Sunday, February 13, 2011

#SampleSunday - The Crown in the Heather, Ch. 12

Today's excerpt is taken from The Crown in the Heather (The Bruce Trilogy: Book I), Ch. 12. The year is 1301. After visiting James Stewart at Rothesay on the Isle of Bute, Robert must at last say goodbye to Elizabeth de Burgh. His feelings for her are strong, but their future is a very uncertain one:

*****

It was the coldest of February days when Stewart, his wife, and Elizabeth gathered in the courtyard as the horses were brought out for Gerald and me. Brittle winter air shattered our frail words of farewell. Reluctantly, I handed my Marjorie back and she clung to Egidia’s skirts. Tears glistened on her pink cheeks. Coll padded across the slick cobbles, leaned against her leg and nuzzled her fingers.

I took Elizabeth’s face in my hands and kissed her sweet and long upon the lips. My mouth trembled not from cold, but from the wave of pain pulsing with every beat of my heart. For weeks, I had denied this moment would ever arrive. Now that it had, it was as though some emptiness threatened to devour me whole. Fool that I was, I thought I would be able to endure this parting bravely, like some eager young soldier venturing off to war. Instead, I felt . . . desperate. Or determined. I didn’t know which.

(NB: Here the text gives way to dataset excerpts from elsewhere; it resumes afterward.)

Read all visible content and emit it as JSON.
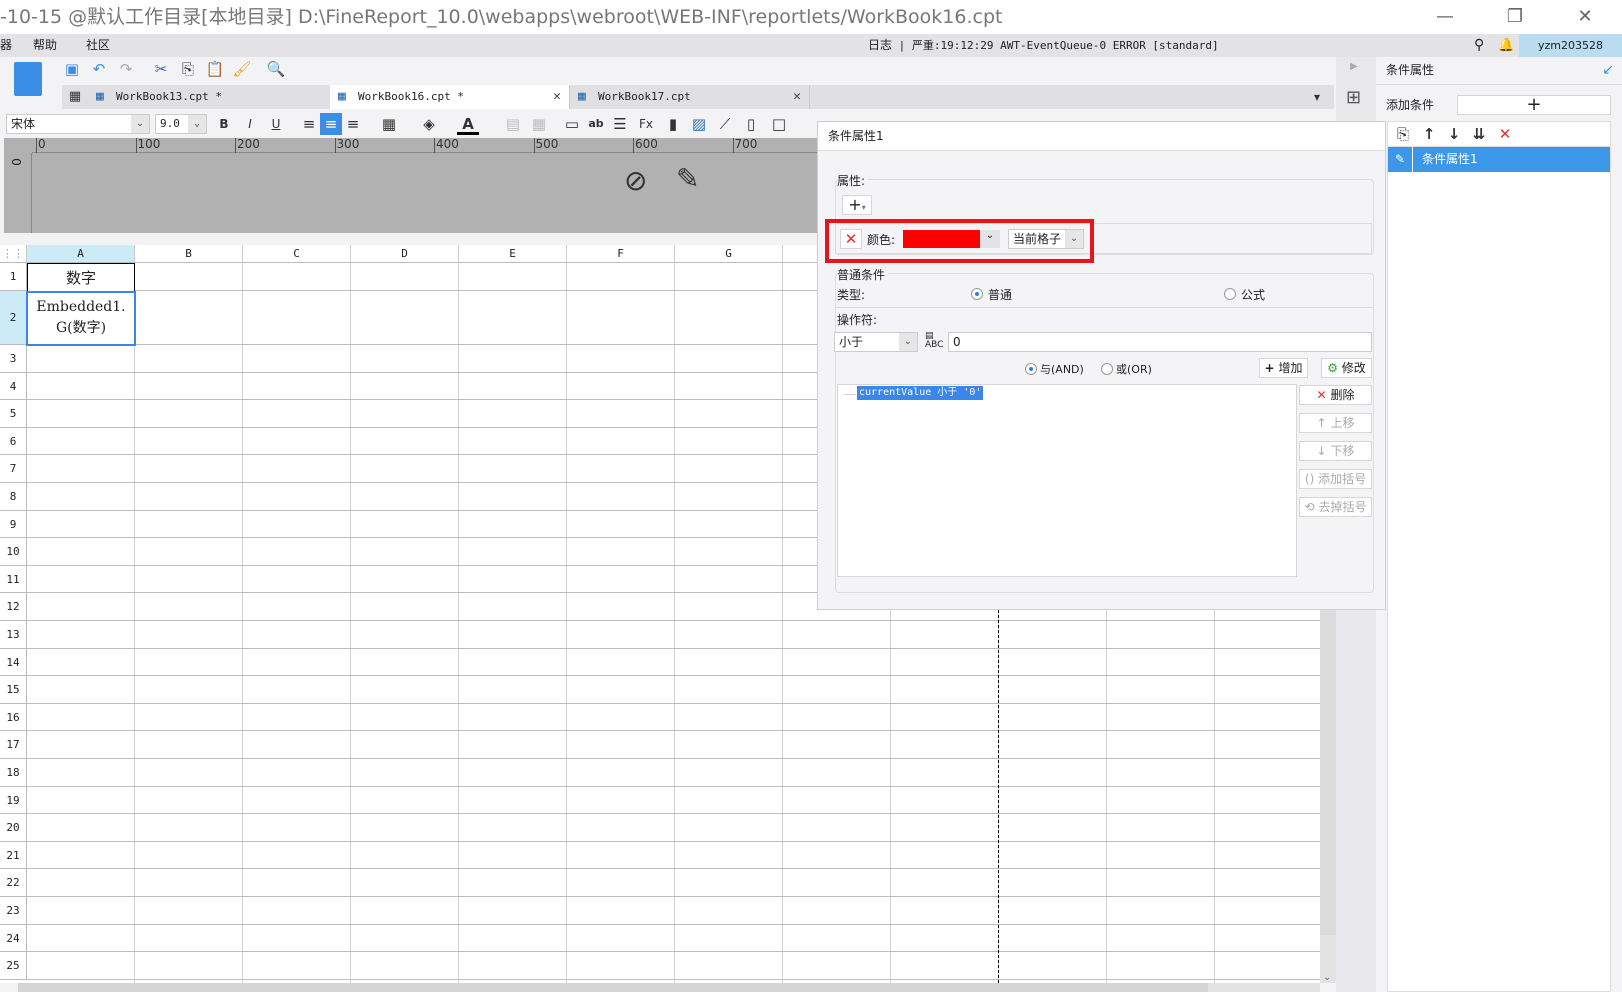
{
  "window": {
    "title": "-10-15 @默认工作目录[本地目录]",
    "path": "D:\\FineReport_10.0\\webapps\\webroot\\WEB-INF\\reportlets/WorkBook16.cpt"
  },
  "menu": {
    "items": [
      "器",
      "帮助",
      "社区"
    ],
    "log_label": "日志",
    "log_text": "严重:19:12:29 AWT-EventQueue-0 ERROR [standard]",
    "user": "yzm203528"
  },
  "tabs": [
    {
      "label": "WorkBook13.cpt *",
      "active": false
    },
    {
      "label": "WorkBook16.cpt *",
      "active": true
    },
    {
      "label": "WorkBook17.cpt",
      "active": false
    }
  ],
  "format": {
    "font": "宋体",
    "size": "9.0"
  },
  "ruler": {
    "ticks": [
      "0",
      "100",
      "200",
      "300",
      "400",
      "500",
      "600",
      "700"
    ],
    "vtick": "0"
  },
  "grid": {
    "columns": [
      "A",
      "B",
      "C",
      "D",
      "E",
      "F",
      "G",
      "",
      "",
      "",
      "",
      "",
      ""
    ],
    "rows": [
      "1",
      "2",
      "3",
      "4",
      "5",
      "6",
      "7",
      "8",
      "9",
      "10",
      "11",
      "12",
      "13",
      "14",
      "15",
      "16",
      "17",
      "18",
      "19",
      "20",
      "21",
      "22",
      "23",
      "24",
      "25"
    ],
    "cells": {
      "A1": "数字",
      "A2": "Embedded1.\nG(数字)"
    }
  },
  "dialog": {
    "title": "条件属性1",
    "attr_label": "属性:",
    "color_label": "颜色:",
    "color_value": "#ff0000",
    "scope": "当前格子",
    "common_label": "普通条件",
    "type_label": "类型:",
    "type_options": [
      {
        "label": "普通",
        "selected": true
      },
      {
        "label": "公式",
        "selected": false
      }
    ],
    "op_label": "操作符:",
    "op_value": "小于",
    "value": "0",
    "logic": [
      {
        "label": "与(AND)",
        "selected": true
      },
      {
        "label": "或(OR)",
        "selected": false
      }
    ],
    "add_label": "增加",
    "modify_label": "修改",
    "conditions": [
      "currentValue 小于 '0'"
    ],
    "side_buttons": [
      {
        "label": "删除",
        "enabled": true,
        "icon": "close-icon"
      },
      {
        "label": "上移",
        "enabled": false,
        "icon": "arrow-up-icon"
      },
      {
        "label": "下移",
        "enabled": false,
        "icon": "arrow-down-icon"
      },
      {
        "label": "添加括号",
        "enabled": false,
        "icon": "parentheses-icon"
      },
      {
        "label": "去掉括号",
        "enabled": false,
        "icon": "remove-parentheses-icon"
      }
    ]
  },
  "right_panel": {
    "title": "条件属性",
    "add_label": "添加条件",
    "items": [
      "条件属性1"
    ]
  },
  "colors": {
    "accent": "#3d97e8",
    "highlight_box": "#e8141c",
    "selection": "#3b86e8"
  }
}
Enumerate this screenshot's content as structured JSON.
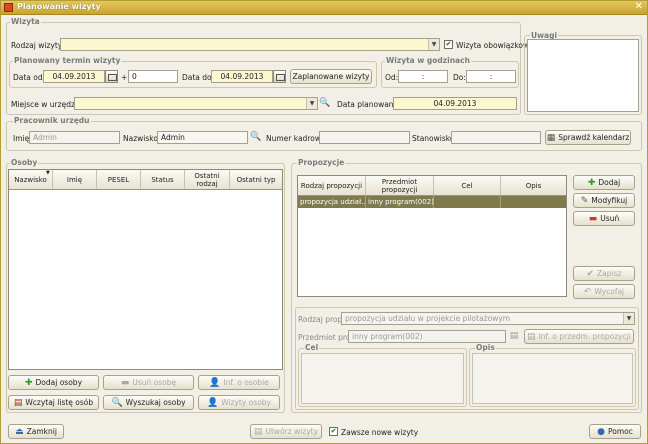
{
  "window": {
    "title": "Planowanie wizyty"
  },
  "wizyta": {
    "section_label": "Wizyta",
    "rodzaj_label": "Rodzaj wizyty:",
    "rodzaj_value": "",
    "obowiazkowa_label": "Wizyta obowiązkowa",
    "obowiazkowa_checked": true
  },
  "termin": {
    "section_label": "Planowany termin wizyty",
    "data_od_label": "Data od:",
    "data_od_value": "04.09.2013",
    "plus_label": "+",
    "plus_value": "0",
    "data_do_label": "Data do:",
    "data_do_value": "04.09.2013",
    "zaplanowane_button": "Zaplanowane wizyty"
  },
  "godziny": {
    "section_label": "Wizyta w godzinach",
    "od_label": "Od:",
    "od_value": ":",
    "do_label": "Do:",
    "do_value": ":"
  },
  "uwagi": {
    "section_label": "Uwagi"
  },
  "miejsce": {
    "label": "Miejsce w urzędzie:",
    "value": "",
    "data_planowania_label": "Data planowania:",
    "data_planowania_value": "04.09.2013"
  },
  "pracownik": {
    "section_label": "Pracownik urzędu",
    "imie_label": "Imię:",
    "imie_value": "Admin",
    "nazwisko_label": "Nazwisko:",
    "nazwisko_value": "Admin",
    "numer_label": "Numer kadrowy:",
    "numer_value": "",
    "stanowisko_label": "Stanowisko:",
    "stanowisko_value": "",
    "kalendarz_button": "Sprawdź kalendarz"
  },
  "osoby": {
    "section_label": "Osoby",
    "columns": [
      "Nazwisko",
      "Imię",
      "PESEL",
      "Status",
      "Ostatni rodzaj",
      "Ostatni typ"
    ],
    "buttons": {
      "dodaj": "Dodaj osoby",
      "usun": "Usuń osobę",
      "inf": "Inf. o osobie",
      "wczytaj": "Wczytaj listę osób",
      "wyszukaj": "Wyszukaj osoby",
      "wizyty": "Wizyty osoby"
    }
  },
  "propozycje": {
    "section_label": "Propozycje",
    "columns": [
      "Rodzaj propozycji",
      "Przedmiot propozycji",
      "Cel",
      "Opis"
    ],
    "rows": [
      {
        "rodzaj": "propozycja udział...",
        "przedmiot": "inny program(002)",
        "cel": "",
        "opis": ""
      }
    ],
    "buttons": {
      "dodaj": "Dodaj",
      "modyfikuj": "Modyfikuj",
      "usun": "Usuń",
      "zapisz": "Zapisz",
      "wycofaj": "Wycofaj"
    },
    "rodzaj_prop_label": "Rodzaj prop.",
    "rodzaj_prop_value": "propozycja udziału w projekcie pilotażowym",
    "przedmiot_prop_label": "Przedmiot prop.",
    "przedmiot_prop_value": "inny program(002)",
    "inf_button": "Inf. o przedm. propozycji",
    "cel_label": "Cel",
    "opis_label": "Opis"
  },
  "bottom": {
    "zamknij": "Zamknij",
    "utworz": "Utwórz wizyty",
    "zawsze_label": "Zawsze nowe wizyty",
    "zawsze_checked": true,
    "pomoc": "Pomoc"
  }
}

Once, ambition had consumed me. But for all that I wanted to pursue what my grandfather had begun, it seemed meaningless without Elizabeth. What I thought I had always wanted—it had changed.

“Say you’ll be my wife, Elizabeth. Say that you will and I’ll fly back the moment I can and take you in my arms and never let go.”

She looked down, as if she sought to hide the tears brimming over her long lashes. “Please, Robert, I . . . I can’t promise that. You know why.”

Gently, I lifted her chin in my fingers and stared into her eyes, as green and glistening as the Lothian hills after a spring rain. “I thought surely we . . . Oh, damn it, Elizabeth. Do not give breath to such murderous words. Give me reason to hope.”

She brushed my whiskered cheek with smooth fingertips. “We can but hope. That is all, no more.”

I pulled her in close—yet even as I did so, I realized I had brought this upon myself . . . upon us.

“We’ll find a way, my love. By all that is true and sacred, we will find a way.”

I meant it, more than I even knew.

I had mourned long enough for Isabella. I wanted to live again—truly live. Not for some tomorrow that might never come, but for now.